Expertin Rump warnte vor voreiligen Lobeshymne auf das Homeoffice. «Wir erleben jetzt eine Ausnahmesituation. Da will jeder, dass es klappt – das ist ein starker Treiber. Das momentane Homeoffice ist aber nicht das normale Homeoffice.» Unter guten Rahmenbedingungen könne aber die Arbeit im Homeoffice ein Mehrwert sein. «Es gibt keine Wegezeiten, keine Unterbrechung und eine vertraute Umgebung. Das bringt Rückenwind.» Sie sehe die Lösung in einem gesunden Mix aus Präsenz und Homeoffice: «Das ist das Modell der Zukunft», sagte die Professorin für Allgemeine Betriebswirtschaftslehre.
Videokonferenzen allein könnten kein Gemeinschaftsgefühl erzeugen, betonte Rump. «Die Zusammengehörigkeit eines Teams entsteht, wenn man zumindest ab und zu zusammen in einem Raum ist.
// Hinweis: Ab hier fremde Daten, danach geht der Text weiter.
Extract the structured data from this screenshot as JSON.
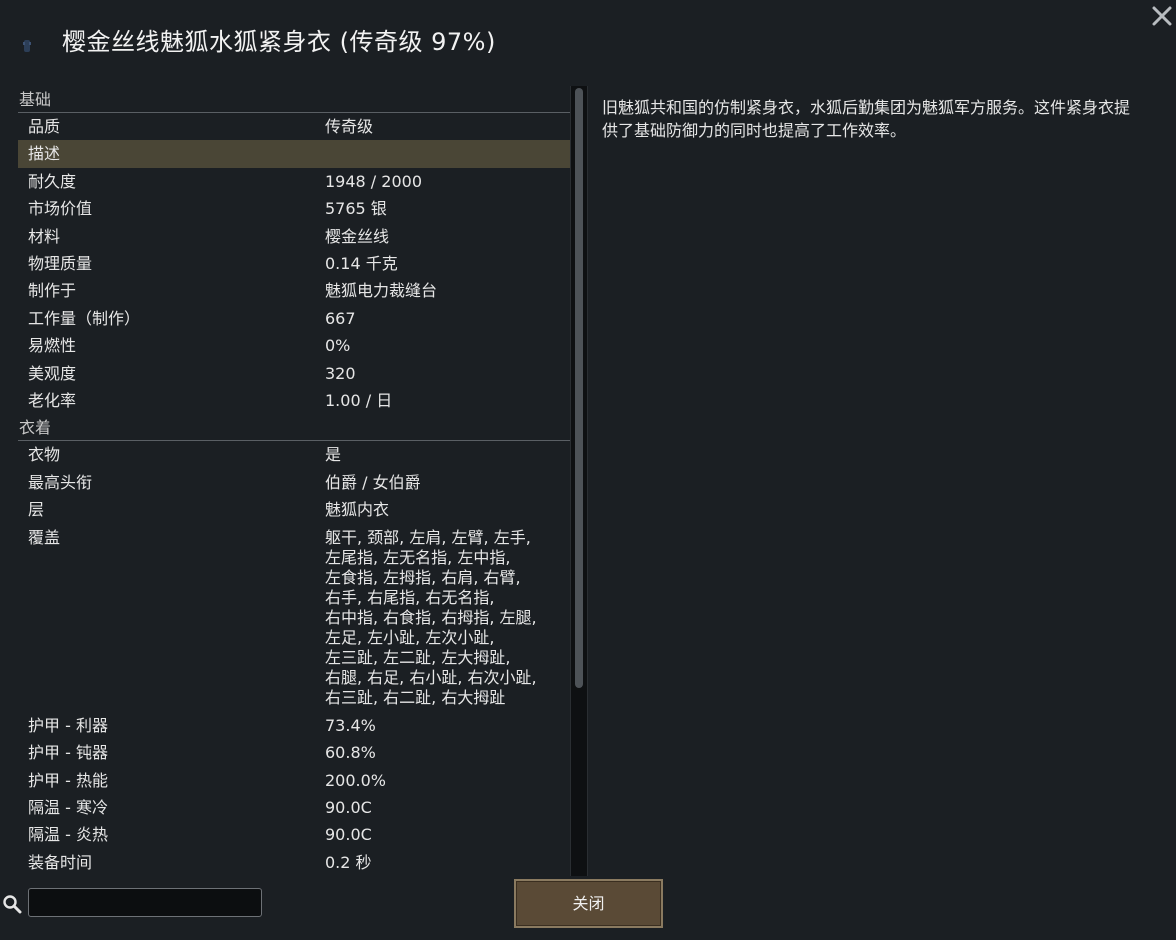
{
  "window": {
    "title": "樱金丝线魅狐水狐紧身衣 (传奇级 97%)",
    "close_icon": "close-icon",
    "item_icon": "apparel-icon"
  },
  "sections": [
    {
      "header": "基础",
      "rows": [
        {
          "label": "品质",
          "value": "传奇级"
        },
        {
          "label": "描述",
          "value": "",
          "highlight": true
        },
        {
          "label": "耐久度",
          "value": "1948 / 2000"
        },
        {
          "label": "市场价值",
          "value": "5765 银"
        },
        {
          "label": "材料",
          "value": "樱金丝线"
        },
        {
          "label": "物理质量",
          "value": "0.14 千克"
        },
        {
          "label": "制作于",
          "value": "魅狐电力裁缝台"
        },
        {
          "label": "工作量（制作）",
          "value": "667"
        },
        {
          "label": "易燃性",
          "value": "0%"
        },
        {
          "label": "美观度",
          "value": "320"
        },
        {
          "label": "老化率",
          "value": "1.00 / 日"
        }
      ]
    },
    {
      "header": "衣着",
      "rows": [
        {
          "label": "衣物",
          "value": "是"
        },
        {
          "label": "最高头衔",
          "value": "伯爵 / 女伯爵"
        },
        {
          "label": "层",
          "value": "魅狐内衣"
        },
        {
          "label": "覆盖",
          "value": "躯干, 颈部, 左肩, 左臂, 左手,\n左尾指, 左无名指, 左中指,\n左食指, 左拇指, 右肩, 右臂,\n右手, 右尾指, 右无名指,\n右中指, 右食指, 右拇指, 左腿,\n左足, 左小趾, 左次小趾,\n左三趾, 左二趾, 左大拇趾,\n右腿, 右足, 右小趾, 右次小趾,\n右三趾, 右二趾, 右大拇趾",
          "multi": true
        },
        {
          "label": "护甲 - 利器",
          "value": "73.4%"
        },
        {
          "label": "护甲 - 钝器",
          "value": "60.8%"
        },
        {
          "label": "护甲 - 热能",
          "value": "200.0%"
        },
        {
          "label": "隔温 - 寒冷",
          "value": "90.0C"
        },
        {
          "label": "隔温 - 炎热",
          "value": "90.0C"
        },
        {
          "label": "装备时间",
          "value": "0.2 秒"
        }
      ]
    }
  ],
  "description": "旧魅狐共和国的仿制紧身衣，水狐后勤集团为魅狐军方服务。这件紧身衣提供了基础防御力的同时也提高了工作效率。",
  "search": {
    "icon": "search-icon",
    "value": "",
    "placeholder": ""
  },
  "footer": {
    "close_label": "关闭"
  },
  "colors": {
    "background": "#1b1f23",
    "highlight_row": "#4a4636",
    "button": "#5a4a36",
    "button_border": "#8a7a60"
  }
}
Treffen sind wichtig für den Teamspirit, sonst haben Sie eine Truppe von Söldnern.» Das System funktioniere momentan auch deswegen so gut, weil die Menschen sich persönlich aus der Vor-Corona-Zeit kennen.
«Man muss in regelmäßigen Abständen zusammenkommen, und zwar in einem Raum. Und keinesfalls im operativen Tagesgeschäft, wo man oft mit Kleinteiligkeit Zeit verliert», unterstrich die Professorin an der Hochschule für Wirtschaft und Gesellschaft Ludwigshafen. Eine klassische Gefahr beim Homeoffice sei die Selbstausbeutung, sagte Rump. «Als Gegenmittel sollte man sich ein Regelwerk machen. Eine Agenda für den Tag und eine Meilenstein-Planung für die Woche. Und man sollte die Eintönigkeit bekämpfen – öfter mal den Raum wechseln und das Thema, an dem man arbeitet.» Das größere Interesse am Homeoffice bedeute nicht das generelle Aus für das Großraumbüro. Ein Großraumbüro müsse jedoch ein Raum sein, in dem sich Menschen wohlfühlen. «Sonst springt der Funke im Team und im Job nicht über», sagte Rump.